Ash schloss hinter sich seine Zimmertür und ließ sich in die Beanbag fallen, die bei ihm auf den Boden stand. In der Sekunde, in der er einsank, musste er allerdings akzeptieren, dass er vermutlich nie wieder aufstehen würde. "Was gibt's?", fragte Ash unnötigerweise, weil Vicky direkt begann ihre Erkenntnisse herunterzurattern. Sie hatte wohl wirklich nichts gehabt, dass sie Ash fragen wollte, was?
Er nickte bestätigend, als sie meinte, Nik wäre total okay. So ganz furchtbar konnte Ethans Menschenkenntnis ja nicht sein und der erste Eindruck hatte auch Ash keine Massenmörder-Vibes gegeben. Dann stoppte sein Nicken und seine Kinnlade fiel ein wenig auf. Sie hatte- was?
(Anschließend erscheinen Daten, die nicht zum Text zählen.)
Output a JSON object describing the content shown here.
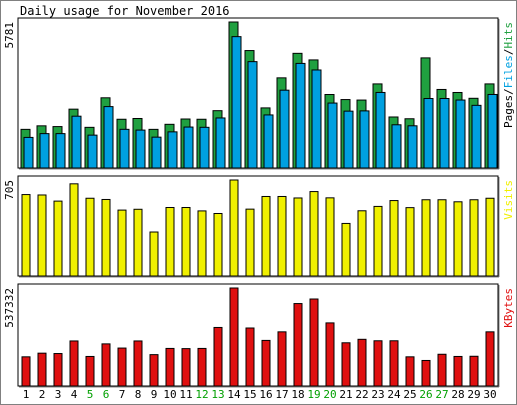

Es war nicht wirklich sein Ziel gewesen, der siebzehnjährigen Schwester seines besten Freunds zu gefallen, aber wenn er ehrlich mit sich war, hatte er als Teenager für genug Typen geschwärmt, die beinahe doppelt so alt gewesen waren, wie er selbst. Er konnte also nicht viel darauf sagen, auch wenn er selbst wohl nie zu einem dieser Typen hingegangen wäre um ihnen mitzuteilen, dass er auf sie stand. Oder… stehen würde, wenn er eine Chance hätte. Dass Vicky keine Hemmungen hatte, war ihm bewusst. Aber es war ein wenig seltsam, so etwas zu wissen, und er wünschte sich irgendwie, sie hätte mal einen Gedanken nicht ausgesprochen. Immerhin war sie für ihn fast wie eine kleine Schwester. Aber gerade hatte er noch eine ganz andere Sorge.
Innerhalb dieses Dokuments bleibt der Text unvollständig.